Шуршит пакет скомкованный.
Хлюп… хлеб,
Капуста-ламинария, зефирки
Огней на палках,
Ясность-высота.
* * *
Я могу только так:
Свесив руки и листья до тени
Чужих,
Опираясь о них,
Опираясь о белую землю,
О свои – динь и дон – корневища,
Чудо-деревом тонким
И диким
В поллика стоять,
И когда с тротуара увидят
И ветку сломать захотят (поздороваться),
Вблизь подойдя –
Нарочито замедленно
Так
Полным ликом,
Гигантским,
К нему
Повернуться.
* * *
Скамейки –
Из вороньих поясов,
Тяжелых таин трясогузок,
А вовсе не из чугуна и бруса
И ваших синих и оранжевых платков.
Мы можем всё, и всё оставить тут,
А сами отойти за дерево и спрыгнуть,
И снова будет путь, и ветер будет лют.
Средневековье падает в открытку.
А мы же кто? Иссупленные ха.
Свечей комковых нервные изгибы.
Мы паводковый свет, его нога, рука.
Блаженные скамьи и липы.
* * *
У старика следы-кометы
На свежем насте, он их и не видел,
Они летят за ним, но в воскресенье летом
Их остановит Бог, возьмет на вымпел.
А эти бурки вещие сквозь дыры
Увидят ясное спокойствие свое,
Главы слепящий круг и ноги мира,
Осу и мяту, букву О.
* * *
Скорое, гиблое, светлое
В трещинах «да» и «о, нет».
Олимпиада пространств и сезонов мутон.
В Яузе чей-то каяк
И чьего-то весла гарпагон.
Силится воду сломить
И связать, и любовно таить в сундуке,
Плеском и бликом один
Наслаждаться и розу макать и махать
Ею, брильянты с ее лепестков… их носить на шнурке.

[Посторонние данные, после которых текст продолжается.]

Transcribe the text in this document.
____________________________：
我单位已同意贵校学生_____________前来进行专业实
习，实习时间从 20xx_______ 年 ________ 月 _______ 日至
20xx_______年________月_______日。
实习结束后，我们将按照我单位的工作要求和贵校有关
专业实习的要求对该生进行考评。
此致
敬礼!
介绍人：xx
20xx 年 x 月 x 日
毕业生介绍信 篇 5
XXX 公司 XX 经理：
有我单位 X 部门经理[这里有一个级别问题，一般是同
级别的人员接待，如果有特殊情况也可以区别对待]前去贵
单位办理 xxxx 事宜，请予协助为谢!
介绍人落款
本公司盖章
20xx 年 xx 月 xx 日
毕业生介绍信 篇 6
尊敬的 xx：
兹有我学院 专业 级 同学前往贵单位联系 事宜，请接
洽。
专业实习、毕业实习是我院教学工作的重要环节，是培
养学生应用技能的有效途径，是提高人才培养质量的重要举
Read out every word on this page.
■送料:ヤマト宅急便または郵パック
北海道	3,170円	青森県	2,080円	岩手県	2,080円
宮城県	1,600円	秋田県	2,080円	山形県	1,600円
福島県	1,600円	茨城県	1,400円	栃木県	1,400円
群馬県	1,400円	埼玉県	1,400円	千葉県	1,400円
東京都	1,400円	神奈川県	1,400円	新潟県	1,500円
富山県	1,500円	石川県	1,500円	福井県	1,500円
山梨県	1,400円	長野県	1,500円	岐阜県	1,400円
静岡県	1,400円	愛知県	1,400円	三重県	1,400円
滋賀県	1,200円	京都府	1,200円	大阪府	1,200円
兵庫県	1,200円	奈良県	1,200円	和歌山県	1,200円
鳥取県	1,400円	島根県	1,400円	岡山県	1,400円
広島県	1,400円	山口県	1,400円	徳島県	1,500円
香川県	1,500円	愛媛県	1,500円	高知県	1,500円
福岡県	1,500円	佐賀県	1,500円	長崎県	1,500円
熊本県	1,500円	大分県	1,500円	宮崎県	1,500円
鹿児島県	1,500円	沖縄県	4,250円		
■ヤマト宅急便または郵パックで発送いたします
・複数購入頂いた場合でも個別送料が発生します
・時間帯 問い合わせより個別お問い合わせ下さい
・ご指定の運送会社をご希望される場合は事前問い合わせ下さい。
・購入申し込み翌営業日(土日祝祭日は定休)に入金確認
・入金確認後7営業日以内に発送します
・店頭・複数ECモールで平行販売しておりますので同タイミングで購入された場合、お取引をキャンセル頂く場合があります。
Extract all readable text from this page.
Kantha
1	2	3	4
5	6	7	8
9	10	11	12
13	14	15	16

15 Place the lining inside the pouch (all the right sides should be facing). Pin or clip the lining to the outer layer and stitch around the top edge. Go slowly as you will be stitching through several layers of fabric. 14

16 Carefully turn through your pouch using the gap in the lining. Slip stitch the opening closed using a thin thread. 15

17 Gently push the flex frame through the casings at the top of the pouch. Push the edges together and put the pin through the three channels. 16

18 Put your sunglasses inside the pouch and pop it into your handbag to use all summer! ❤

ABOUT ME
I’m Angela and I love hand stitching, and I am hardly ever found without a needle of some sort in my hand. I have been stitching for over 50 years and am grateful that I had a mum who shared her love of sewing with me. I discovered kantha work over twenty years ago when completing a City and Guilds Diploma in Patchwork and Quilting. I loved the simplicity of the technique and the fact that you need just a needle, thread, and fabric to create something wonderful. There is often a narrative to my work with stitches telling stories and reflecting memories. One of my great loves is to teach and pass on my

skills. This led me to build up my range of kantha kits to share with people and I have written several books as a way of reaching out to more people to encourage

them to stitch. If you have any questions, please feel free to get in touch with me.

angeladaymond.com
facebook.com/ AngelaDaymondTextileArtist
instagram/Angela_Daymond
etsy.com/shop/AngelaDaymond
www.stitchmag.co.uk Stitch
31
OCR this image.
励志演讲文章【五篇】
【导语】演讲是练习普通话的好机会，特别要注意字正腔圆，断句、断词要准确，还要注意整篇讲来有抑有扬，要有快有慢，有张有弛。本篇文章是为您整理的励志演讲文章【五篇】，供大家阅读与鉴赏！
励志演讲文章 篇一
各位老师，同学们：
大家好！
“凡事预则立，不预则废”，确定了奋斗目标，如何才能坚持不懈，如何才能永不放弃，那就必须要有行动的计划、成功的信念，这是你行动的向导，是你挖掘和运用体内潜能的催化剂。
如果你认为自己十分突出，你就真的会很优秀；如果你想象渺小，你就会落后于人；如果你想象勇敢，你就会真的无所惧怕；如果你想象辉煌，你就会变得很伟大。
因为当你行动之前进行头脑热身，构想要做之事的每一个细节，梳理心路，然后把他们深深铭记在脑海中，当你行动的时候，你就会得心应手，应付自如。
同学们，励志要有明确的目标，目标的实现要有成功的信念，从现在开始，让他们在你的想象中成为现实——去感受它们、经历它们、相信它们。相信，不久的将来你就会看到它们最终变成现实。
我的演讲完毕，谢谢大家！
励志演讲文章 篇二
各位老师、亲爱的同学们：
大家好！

Светлые волосы грани – взовьются
Они на особицу.
Пятиэтажное море, гуляют цветные ладьи.
Синяя-синяя, долгая-долгая одолевает безформица.
Хочешь не хочешь – иди и найди.
* * *
Поддувает календулой с ока-востока,
Возникает бревенчатость, милая грусть,
У пчелы есть дельфиниум – тень небоскреба,
А у неба скребется один парашют.
Я его далеко и так явственно вижу,
Над мангалом он веет и белая пыль
Оседает в просторы обиженных книжек
И оттуда чихает, дурной молодыль.
Однажды утром
Во мгле – дырявый щит…
Сознание готово
Им, как всегда, вооружиться
И с ним идти на свет
(не воевать, о нет,
А словно в первый раз
С ним познакомиться и подружиться).
Но все пошло не так.
В те первые секунды,
Когда хотело Я само идти вперед
(как будто бы), щитом
Его – не больно так –
Вдруг придавило.
Оно ушло в себя
И до обеда
Звенело темнотой.
* * *
Гривы книг, покрытые кораллом.
Ночь как ночь и светится водой.
Имя вам конечно неизвестно и покалывает
Тишиной и добротой.
По огню на каждое заглавье,
Микроскоп выуживает тлен.
Нарисованные крылья плавны,
Как и оба неба веретен.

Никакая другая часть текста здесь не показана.